Boca tendrá una prueba de fuego el próximo lunes en La Bombonera. Después de superar con angustia a Lanús por penales en los octavos de final del torneo Apertura, ahora la tendrá a muy difícil con un Independiente que mostró un mejor rendimiento en lo que va del año. Una eliminación de local no haría más que hacer explotar la bronca de la gente.
Ese mismo fastidio ya se notó el sábado pasado, cuando el Xeneize no pasó del empate en los 90 minutos contra Lanús. Incluso antes de la definición, desde los 12 pasos, diferentes sectores del estadio hicieron escuchar sus cánticos en contra de los jugadores y de la dirigencia comandada por Juan Román Riquelme. Da la sensación de que para calmar los ánimos tendrán que tener una alegría mayor a la de la hipotética consagración de este campeonato. La misma podría venir de la mano de la vuelta de Leandro Paredes a Boca.
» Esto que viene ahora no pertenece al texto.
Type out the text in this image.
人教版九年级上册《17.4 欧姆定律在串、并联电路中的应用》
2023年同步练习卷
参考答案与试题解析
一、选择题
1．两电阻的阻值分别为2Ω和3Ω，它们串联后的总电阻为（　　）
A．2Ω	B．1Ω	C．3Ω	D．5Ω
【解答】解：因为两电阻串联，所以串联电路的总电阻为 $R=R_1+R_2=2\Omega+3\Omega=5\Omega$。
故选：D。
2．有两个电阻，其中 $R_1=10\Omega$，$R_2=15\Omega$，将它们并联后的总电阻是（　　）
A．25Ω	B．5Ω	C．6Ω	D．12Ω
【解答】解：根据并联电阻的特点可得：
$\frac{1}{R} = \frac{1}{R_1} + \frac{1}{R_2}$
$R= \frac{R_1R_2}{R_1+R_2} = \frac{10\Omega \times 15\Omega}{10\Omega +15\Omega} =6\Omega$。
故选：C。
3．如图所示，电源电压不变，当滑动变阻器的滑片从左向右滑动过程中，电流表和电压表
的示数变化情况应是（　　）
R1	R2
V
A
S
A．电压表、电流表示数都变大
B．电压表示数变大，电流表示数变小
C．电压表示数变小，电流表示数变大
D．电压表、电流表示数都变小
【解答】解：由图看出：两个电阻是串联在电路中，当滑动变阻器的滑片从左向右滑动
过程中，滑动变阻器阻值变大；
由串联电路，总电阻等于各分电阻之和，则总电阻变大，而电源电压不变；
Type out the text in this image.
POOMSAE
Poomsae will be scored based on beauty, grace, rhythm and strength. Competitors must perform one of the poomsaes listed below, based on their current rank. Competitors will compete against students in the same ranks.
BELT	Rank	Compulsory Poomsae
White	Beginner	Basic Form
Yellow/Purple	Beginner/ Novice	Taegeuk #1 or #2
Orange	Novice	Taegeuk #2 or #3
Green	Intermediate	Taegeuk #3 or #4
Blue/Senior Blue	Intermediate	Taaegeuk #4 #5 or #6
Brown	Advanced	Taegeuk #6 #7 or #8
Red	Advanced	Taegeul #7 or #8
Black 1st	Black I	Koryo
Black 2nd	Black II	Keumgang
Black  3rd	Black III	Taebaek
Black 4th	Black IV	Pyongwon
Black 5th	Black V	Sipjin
Paredes jugó 28 partidos en Boca marcando 5 goles.
Después de coquetear durante el verano con ese retorno al club de La Ribera que quedó trunco, el volante de la Selección Argentina renovó contrato por un año más con la Roma. Sin embargo, esos nuevos papeles plasmaban que la cláusula de rescisión sería de 3,5 millones de dólares, bastante accesible para la realidad de una de las entidades más grandes del país. Como si eso fuera poco, en estas horas quedó revelado otro camino por el cual el campeón del mundo podría darse ese lujo.
Hace cuatro partidos que el DT del conjunto italiano, Claudio Ranieri, no cuenta con Paredes siquiera para los minutos finales, una situación que generó tensión entre las partes. Según se supo, la decisión podría estar atada al vínculo inicial que firmó el jugador con La Loba, en la que decía que si participaba de 80 encuentros o más, debe pagarle más dinero a PSG y hasta el momento registra 79. En este contexto, dar por finalizado ese ciclo y retornar a Boca es más que posible.

La relación con el actual DT no sería buena.
Falta poco
Independientemente de que existieran versiones que hablaron de que el pase de Paredes a Boca podía darse en enero, las fuentes más importantes apuntaban a que desde los dos lados negociaban recién pensando en el Mundial de Clubes a desarrollarse en Estados Unidos. Antes la situación era más complicada.

Riquelme y Paredes se llevan muy bien.
Con la competición intercontinental a la vuelta de la esquina y el escenario recientemente descrito, la sensación que reina es que en los próximos días habrá definición en relación con qué será del futuro del mediocampista. Vale remarcar que el Xeneize tiene tiempo hasta los primeros días de junio para presentar la lista de los futbolistas que viajarán a dicha competencia.